Mumsnet has not checked the qualifications of anyone posting here. If you need help urgently or expert advice, please see our domestic violence webguide and/or relationships webguide. Many Mumsnetters experiencing domestic abuse have found this thread helpful: Listen up, everybody

Should i just accept that its over and if so what do i need to do?

28 replies

NuckingFuts · 08/03/2009 00:29

I have namechanged as dp knows my talkname on here.

I think i have reached breaking point with dp and i am so confused about it all.we have been together for 17 years and were kind of thrown together when i was barely 17.Was it a case of him just being there at the time?Did i settle to escape my sitution? i dont know as i cannot even be honest with myself.I have never fallen head over heels in love with him but i do love him and he is my best friend.We initially had a good sex life but over the years has dwindled to virtually nothing.I dont have a sex drive most of the time but i wonder if that is because of him ,tiredness or because of my depression etc.He is a lovely bloke and a great dad to our 2 dc.He has never been a very sociable person(hasnt got any mates other than work)has 2 brothers but they hardly have any contact.I have mental health problems and this doesnt help the relationship i know.We also have problems with his mother and her treatment of me.I started a thread about it last week(some will know who i am now)Basically i cannot forgive him for not putting her in her place firmly enough and i cant see past it.She disrespected me and insulted me and when i asked him today(have rowed all day)"yes or no did she insult me?" he says "well she told me what she said"
I also told him what she said and that wasnt enough for him.She basically said on the phone"my priorties were wrong""my kids should come 1st"implying that they dont."We are not a proper family unit""my kids will be emotionally damaged"
All because i go to work 4 evenings a week and dd1 has started getting upset about it.
When i pointed out to her that i have to work or else we dont eat ,she said "utter rubbish" and laughed at me.
cue me getting upset blah blah.
Dp has called her and pointed out the facts and said she upset me.But he didnt feel outraged on my behalf(i have put up with bitchy comments form her for 17 years btw)

So today i have has enough ,enough of her shit and his weakness towards her(yes thats how i see it)Enough of no spark ,no lust ,no sex,excitement.

Please help meI dont know what to do or where to go?

OP posts:
HolyGuacamole · 09/03/2009 23:37

Aw NF, I remember your post from the other day and distinctly got the feeling that things ran deeper.

You need him to be on your side 100%. You need him to take you out, to be romantic, to be everything that a partner is supposed to be. Am really sorry you are going thru this

Do you see any way of fixing it? Is there something that would be a start to making you feel better?

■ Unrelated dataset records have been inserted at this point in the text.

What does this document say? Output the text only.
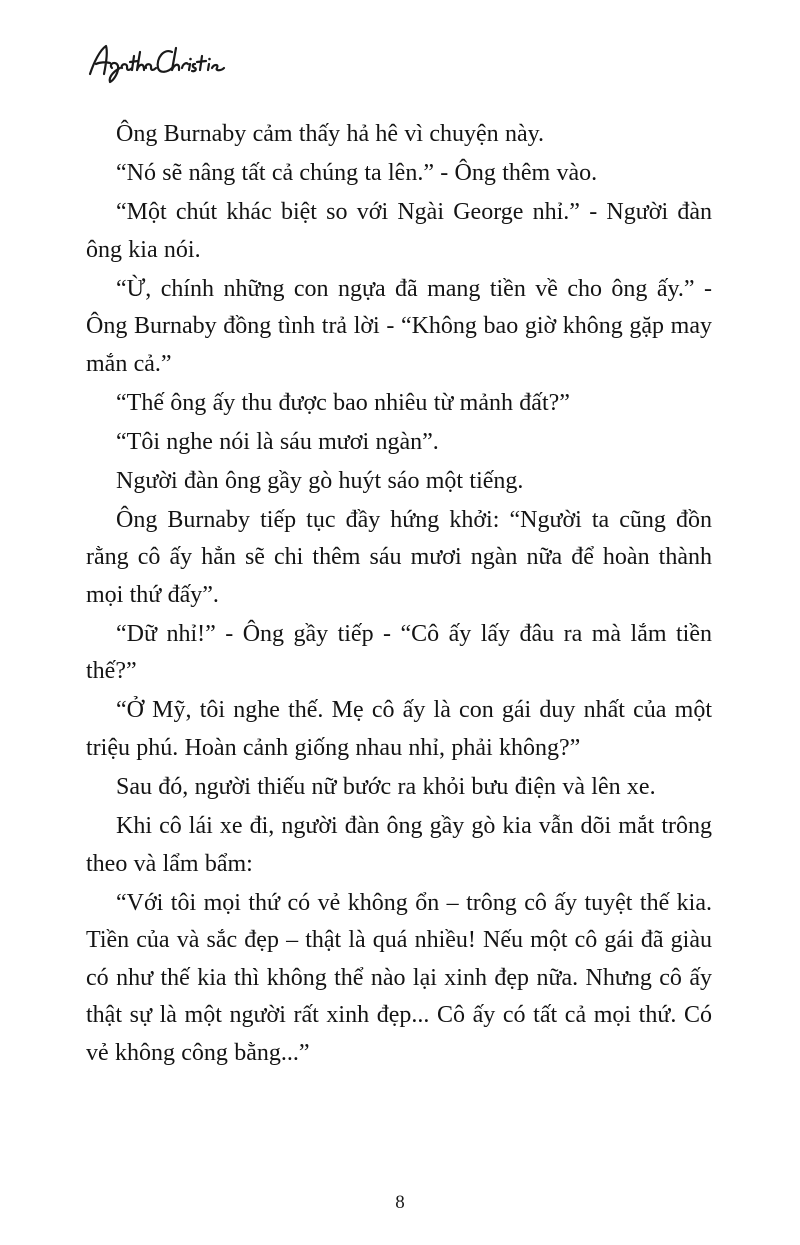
Ông Burnaby cảm thấy hả hê vì chuyện này.

“Nó sẽ nâng tất cả chúng ta lên.” - Ông thêm vào.

“Một chút khác biệt so với Ngài George nhỉ.” - Người đàn ông kia nói.

“Ừ, chính những con ngựa đã mang tiền về cho ông ấy.” - Ông Burnaby đồng tình trả lời - “Không bao giờ không gặp may mắn cả.”

“Thế ông ấy thu được bao nhiêu từ mảnh đất?”

“Tôi nghe nói là sáu mươi ngàn”.

Người đàn ông gầy gò huýt sáo một tiếng.

Ông Burnaby tiếp tục đầy hứng khởi: “Người ta cũng đồn rằng cô ấy hẳn sẽ chi thêm sáu mươi ngàn nữa để hoàn thành mọi thứ đấy”.

“Dữ nhỉ!” - Ông gầy tiếp - “Cô ấy lấy đâu ra mà lắm tiền thế?”

“Ở Mỹ, tôi nghe thế. Mẹ cô ấy là con gái duy nhất của một triệu phú. Hoàn cảnh giống nhau nhỉ, phải không?”

Sau đó, người thiếu nữ bước ra khỏi bưu điện và lên xe.

Khi cô lái xe đi, người đàn ông gầy gò kia vẫn dõi mắt trông theo và lẩm bẩm:

“Với tôi mọi thứ có vẻ không ổn – trông cô ấy tuyệt thế kia. Tiền của và sắc đẹp – thật là quá nhiều! Nếu một cô gái đã giàu có như thế kia thì không thể nào lại xinh đẹp nữa. Nhưng cô ấy thật sự là một người rất xinh đẹp... Cô ấy có tất cả mọi thứ. Có vẻ không công bằng...”

8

dizzydixies · 10/03/2009 13:14

are you getting any help for your depression at all? if you feel it runs deeper than the current annoyance that is your MIL maybe working towards your ulitmate health and happiness with his support? I don't know if that makes any sense at all?

NuckingFuts · 11/03/2009 23:54

Hi
Thanks for the messages
Sorry i havent been on here very much.

Dizzy-No i am not currently getting any help with the depression partly through stubborness,lazyness and the hassle of getting an apointment.